In 2020, a group of researchers received a grant from the National Science Foundation to study six of the original YouthALIVE! programs, including the SCC, along with youth programs at the California Academy of Sciences, California Science Center, Natural History Museum of Utah, New York Hall of Science, and Science Museum of Minnesota. This research focused on describing the nature and level of impact in the lives of alumni who participate in STEM-focused, intensive, out-of-school-time programs.

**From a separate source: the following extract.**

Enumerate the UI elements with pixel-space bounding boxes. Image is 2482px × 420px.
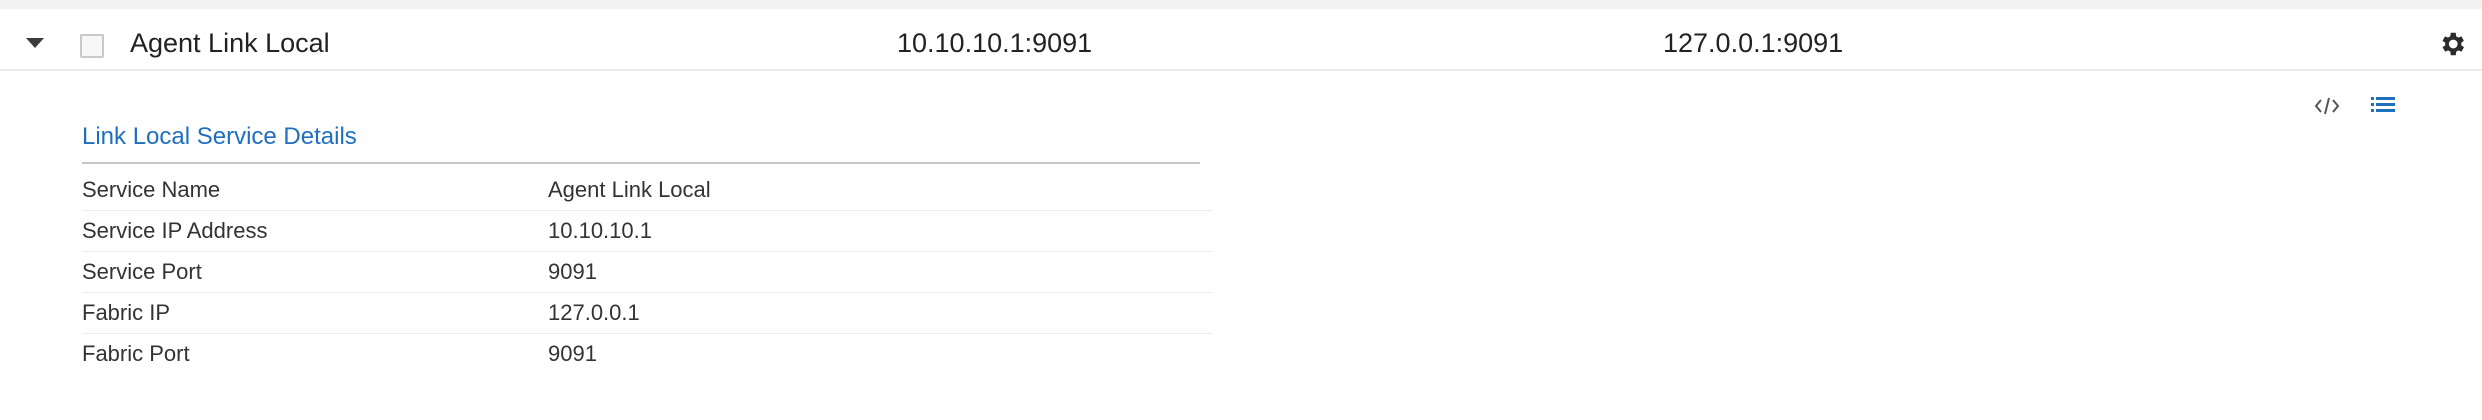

The researchers gathered data from each program’s history, questionnaire responses from alumni who participated in these programs from 1995 to 2005, and alumni interviews. The six youth programs varied in strategies for engaging and supporting teens. For example, SCC paired students with mentors to work in different areas of the Garden, while other programs employed students as museum assistants to explain concepts to children, and others focused on life skills and academic achievement. Though the programs were different, some patterns emerged in the pathways and outcomes the students reported.

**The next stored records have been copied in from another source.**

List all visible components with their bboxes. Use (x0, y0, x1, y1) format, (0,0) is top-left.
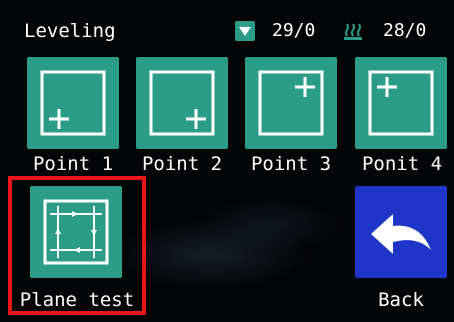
point-3-label: Point 3 (250, 153, 332, 175)
nozzle-temp-icon (235, 21, 255, 41)
page-title: Leveling (24, 20, 116, 42)
point-3-button[interactable] (245, 57, 337, 149)
leveling-screen: Leveling 29/0 28/0 Point 1 Point 2 Point… (0, 0, 454, 322)
back-arrow-icon (371, 214, 431, 254)
bed-temp-value: 28/0 (383, 20, 427, 41)
point-2-label: Point 2 (141, 153, 223, 175)
point-2-button[interactable] (136, 57, 228, 149)
point-1-button[interactable] (27, 57, 119, 149)
point-top-left-icon (368, 70, 434, 136)
selection-highlight (8, 176, 146, 315)
bed-temp-icon (343, 21, 363, 41)
back-label: Back (378, 289, 424, 311)
point-bottom-left-icon (40, 70, 106, 136)
point-1-label: Point 1 (32, 153, 114, 175)
nozzle-temp-value: 29/0 (272, 20, 316, 41)
point-top-right-icon (258, 70, 324, 136)
point-bottom-right-icon (149, 70, 215, 136)
point-4-button[interactable] (355, 57, 447, 149)
point-4-label: Ponit 4 (361, 153, 443, 175)
back-button[interactable] (355, 186, 447, 278)
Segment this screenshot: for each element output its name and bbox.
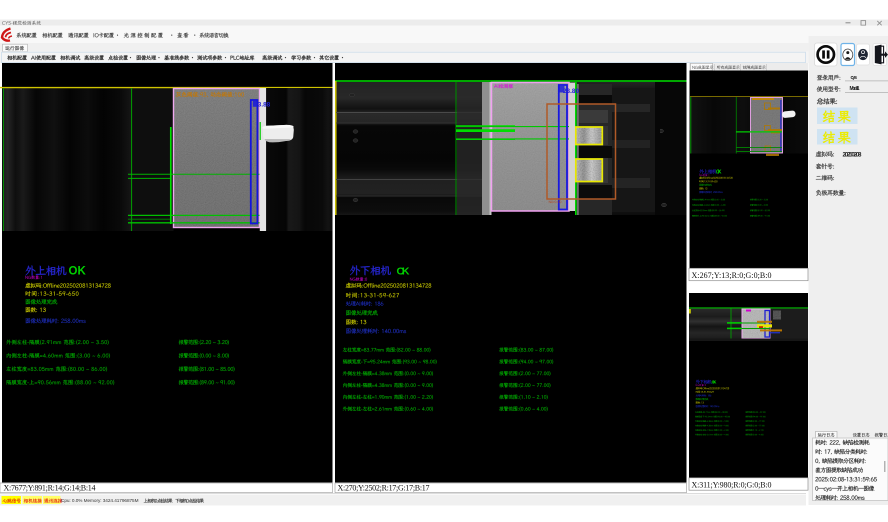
- svg-text:X:267;Y:13;R:0;G:0;B:0: X:267;Y:13;R:0;G:0;B:0: [692, 271, 772, 280]
- svg-text:3.88: 3.88: [258, 101, 271, 108]
- svg-text:Model1: Model1: [850, 86, 860, 92]
- svg-text:Cpu: 0.0% Memory: 3424.4179687: Cpu: 0.0% Memory: 3424.41796875M: [61, 498, 139, 503]
- svg-text:23.80: 23.80: [563, 88, 579, 95]
- svg-text:X:270;Y:2502;R:17;G:17;B:17: X:270;Y:2502;R:17;G:17;B:17: [338, 484, 430, 493]
- svg-text:OK: OK: [397, 265, 410, 277]
- svg-text:OK: OK: [712, 380, 718, 386]
- svg-text:OK: OK: [69, 266, 87, 278]
- svg-text:20250208: 20250208: [843, 151, 863, 158]
- svg-text:cys: cys: [851, 75, 858, 81]
- svg-text:X:7677;Y:891;R:14;G:14;B:14: X:7677;Y:891;R:14;G:14;B:14: [4, 484, 96, 493]
- svg-text:X:311;Y:980;R:0;G:0;B:0: X:311;Y:980;R:0;G:0;B:0: [692, 480, 772, 489]
- svg-text:OK: OK: [716, 169, 722, 175]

Collectively, the alumni reported that these programs had a positive effect on their social-emotional development, STEM identity, career choices, and community involvement. Among alumni respondents, 78 percent were highly engaged in STEM as adults. There were many different variations in pathways that individual students took that influenced their STEM involvement.
At the Garden, students have always been selected for their interest in nature and science rather than academic achievement or motivation to pursue a career in STEM. Originally created as a program that provided summer internships, mentoring, and college support, over the years the program has been enhanced with more environmental science lessons and opportunities for near-peer mentoring. The Roads Taken research revealed that the strength of our program is in the exposure to STEM research and careers and the social-emotional development students experience while engaged in the program over time.
The Roads Taken research provides evidence for how STEM-focused youth programs like the Garden’s SCC benefit the museum/garden, the students, and the community. Programs like the SCC matter because they create opportunities for meaningful relationships among all participants, provide a public service to the community, express the institution’s mission and values, and build future support for the institution.